William Lemke, Prairie Rebel
Today is the birthday of William Lemke, who was born to German parents in Minnesota in 1878. As one of nine children, Lemke’s boyhood was spent in the Big Coulee area of Towner County. His aggressive father had already acquired 2,700 acres when he died of a stroke when he was outbid on a piece of land he wanted.
William lost an eye in a childhood accident and was described as shy but eager for knowledge. His big jaw, rough skin, and rumpled clothing gave him a tough exterior. This, coupled with fierce determination, led historian Edward Blackorby to label him a “prairie rebel.”
Lemke went to UND, where he was seen as an ambitious student and skilled debater. Although he was only 5' 8" and 149 pounds, he also gained respect on the football field. He was a member of the Varsity Bachelor Club, whose members were to save each other from feminine wiles. It was in this group that he met many future leaders, including his good friend, Lynn Frazier.
Lemke watched farmers fall deeper and deeper into debt as banks, railroads and grain terminals grew fat with profits. Historian Elwyn Robinson wrote that Lemke “became an intense, bitter, tenacious fighter for the plain people against the hated interests; he was a natural extremist... Versatile and emphatic in speech, the language of the threshing crews as well as that of the courtroom came naturally to him. He neither smoked nor drank,” Robinson continued. “When the occasion demanded, he could drive himself unsparingly with a terrible concentration. He was brilliant, a good organizer, ambitious and aggressive, eager for power, a natural promoter and dreamer, an ultra-nationalist... Until America became involved in the First World War, his friends called him ‘the Dutchman.’”

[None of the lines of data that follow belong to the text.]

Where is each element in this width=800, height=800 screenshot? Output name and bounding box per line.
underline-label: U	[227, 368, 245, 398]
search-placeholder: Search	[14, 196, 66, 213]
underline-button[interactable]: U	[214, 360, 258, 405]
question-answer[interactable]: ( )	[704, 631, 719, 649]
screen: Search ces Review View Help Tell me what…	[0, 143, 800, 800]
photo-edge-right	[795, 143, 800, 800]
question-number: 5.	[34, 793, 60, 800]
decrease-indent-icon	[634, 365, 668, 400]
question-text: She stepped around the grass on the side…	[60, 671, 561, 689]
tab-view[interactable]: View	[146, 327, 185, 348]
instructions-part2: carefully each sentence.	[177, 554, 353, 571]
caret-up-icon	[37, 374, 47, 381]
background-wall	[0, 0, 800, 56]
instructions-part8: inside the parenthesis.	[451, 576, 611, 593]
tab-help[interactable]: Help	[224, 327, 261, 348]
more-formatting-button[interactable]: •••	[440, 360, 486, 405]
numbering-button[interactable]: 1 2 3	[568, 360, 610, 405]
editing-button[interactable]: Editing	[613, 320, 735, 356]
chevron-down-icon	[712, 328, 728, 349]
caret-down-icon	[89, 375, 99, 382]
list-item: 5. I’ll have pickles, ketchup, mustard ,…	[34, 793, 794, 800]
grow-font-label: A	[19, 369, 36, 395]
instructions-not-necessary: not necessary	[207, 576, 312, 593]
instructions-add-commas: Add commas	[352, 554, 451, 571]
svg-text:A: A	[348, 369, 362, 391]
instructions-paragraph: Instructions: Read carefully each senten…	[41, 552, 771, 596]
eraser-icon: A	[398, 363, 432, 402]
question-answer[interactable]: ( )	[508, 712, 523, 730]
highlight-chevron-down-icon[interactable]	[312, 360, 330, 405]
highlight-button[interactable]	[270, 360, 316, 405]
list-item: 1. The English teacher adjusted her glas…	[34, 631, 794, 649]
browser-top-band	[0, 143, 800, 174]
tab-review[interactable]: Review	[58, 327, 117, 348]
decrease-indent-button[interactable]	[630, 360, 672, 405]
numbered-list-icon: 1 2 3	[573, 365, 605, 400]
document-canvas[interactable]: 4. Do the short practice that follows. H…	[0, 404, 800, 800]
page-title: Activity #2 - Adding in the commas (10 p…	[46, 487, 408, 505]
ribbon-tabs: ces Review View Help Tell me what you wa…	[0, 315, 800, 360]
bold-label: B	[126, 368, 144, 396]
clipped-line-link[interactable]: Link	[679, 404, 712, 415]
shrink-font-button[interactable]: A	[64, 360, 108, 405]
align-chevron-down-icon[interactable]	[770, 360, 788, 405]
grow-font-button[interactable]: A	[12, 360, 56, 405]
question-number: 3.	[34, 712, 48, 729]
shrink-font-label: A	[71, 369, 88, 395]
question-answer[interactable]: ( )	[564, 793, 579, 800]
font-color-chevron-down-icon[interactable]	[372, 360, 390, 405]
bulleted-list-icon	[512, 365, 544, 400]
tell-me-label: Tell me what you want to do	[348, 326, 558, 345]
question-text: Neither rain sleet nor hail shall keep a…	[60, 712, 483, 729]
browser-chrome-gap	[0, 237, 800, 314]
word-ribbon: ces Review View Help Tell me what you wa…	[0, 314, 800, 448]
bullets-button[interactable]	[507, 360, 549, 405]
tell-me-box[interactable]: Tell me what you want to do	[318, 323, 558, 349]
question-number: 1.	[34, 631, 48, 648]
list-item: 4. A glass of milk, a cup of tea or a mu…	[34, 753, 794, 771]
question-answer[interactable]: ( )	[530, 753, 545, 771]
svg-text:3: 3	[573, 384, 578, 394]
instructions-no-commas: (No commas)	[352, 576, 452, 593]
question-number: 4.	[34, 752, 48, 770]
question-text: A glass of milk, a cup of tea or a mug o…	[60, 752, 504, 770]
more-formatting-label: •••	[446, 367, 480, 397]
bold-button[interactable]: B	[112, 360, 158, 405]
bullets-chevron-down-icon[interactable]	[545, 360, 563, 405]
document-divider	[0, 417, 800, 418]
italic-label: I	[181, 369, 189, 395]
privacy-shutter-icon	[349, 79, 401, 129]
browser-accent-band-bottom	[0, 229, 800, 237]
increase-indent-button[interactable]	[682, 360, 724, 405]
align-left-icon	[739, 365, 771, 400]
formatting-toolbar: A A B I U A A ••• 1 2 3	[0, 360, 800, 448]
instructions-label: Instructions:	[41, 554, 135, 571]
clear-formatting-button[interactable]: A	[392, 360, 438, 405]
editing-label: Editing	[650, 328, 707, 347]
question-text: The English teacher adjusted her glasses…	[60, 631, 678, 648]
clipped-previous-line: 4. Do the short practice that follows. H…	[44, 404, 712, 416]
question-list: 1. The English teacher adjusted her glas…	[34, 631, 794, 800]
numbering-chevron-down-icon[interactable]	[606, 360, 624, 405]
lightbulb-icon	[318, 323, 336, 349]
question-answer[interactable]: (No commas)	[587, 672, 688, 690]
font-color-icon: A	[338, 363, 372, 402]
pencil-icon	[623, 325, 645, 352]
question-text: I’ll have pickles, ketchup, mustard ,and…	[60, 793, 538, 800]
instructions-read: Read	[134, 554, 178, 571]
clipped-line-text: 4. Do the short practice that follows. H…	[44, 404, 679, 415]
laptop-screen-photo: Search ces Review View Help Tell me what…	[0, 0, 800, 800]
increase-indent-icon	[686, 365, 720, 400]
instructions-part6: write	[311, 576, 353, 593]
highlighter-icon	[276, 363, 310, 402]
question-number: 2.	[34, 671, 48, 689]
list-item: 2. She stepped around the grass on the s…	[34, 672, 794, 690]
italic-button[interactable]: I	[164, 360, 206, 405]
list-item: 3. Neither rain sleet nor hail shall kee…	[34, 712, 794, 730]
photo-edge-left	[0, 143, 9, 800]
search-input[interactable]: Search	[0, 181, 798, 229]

After graduating from UND in 1903, Lemke studied law at Georgetown and Yale, and then practiced in Fargo. He soon gained a reputation as a friend to farmers and was very drawn to the solidarity of the rebellious Nonpartisan League, which had roots in the Socialist Party. The League had 26,000 members in 1916, when Lemke became a salaried employee. He was very soon on the executive committee. Robinson wrote, “The League became a religion to Lemke.”
One factor that drove many North Dakotans to join the NPL was the state’s perceived “colonial” status – farmers saw themselves supplying the nation with food but getting nothing in return. As World War I entered the picture, many North Dakotans saw it as just another advancement of corporate interests at their expense and vigorously opposed joining the overseas conflict.
The NPL gained an important edge in state politics in 1916, including the election of Lemke’s old friend, Lynn Frazier, as governor. Frazier, a relative unknown, often turned to Lemke for counsel, and Lemke wielded tremendous political influence. The state made important strides toward protecting its own interests until the party ultimately failed in 1921.
Lemke went on to serve in U.S. Congress in 1932, where he continued to champion the causes of family farmers. During the Great Depression, he co-sponsored the Fraizer-Lemke Act, which would have helped North Dakota farmers refinance their mortgages to save their farms. Lemke had been instrumental in getting FDR elected, but Roosevelt now refused to support Lemke, and the bill sank. Disillusioned by Roosevelt’s “New Deal” – as many were – Lemke accepted the Union of Social Justice Party’s nomination for president – the only North Dakotan who’s ever run for the office. He lost but received almost 900,000 votes. In the same election, he was re-elected to Congress in which he served – except for one term – until his death in 1950.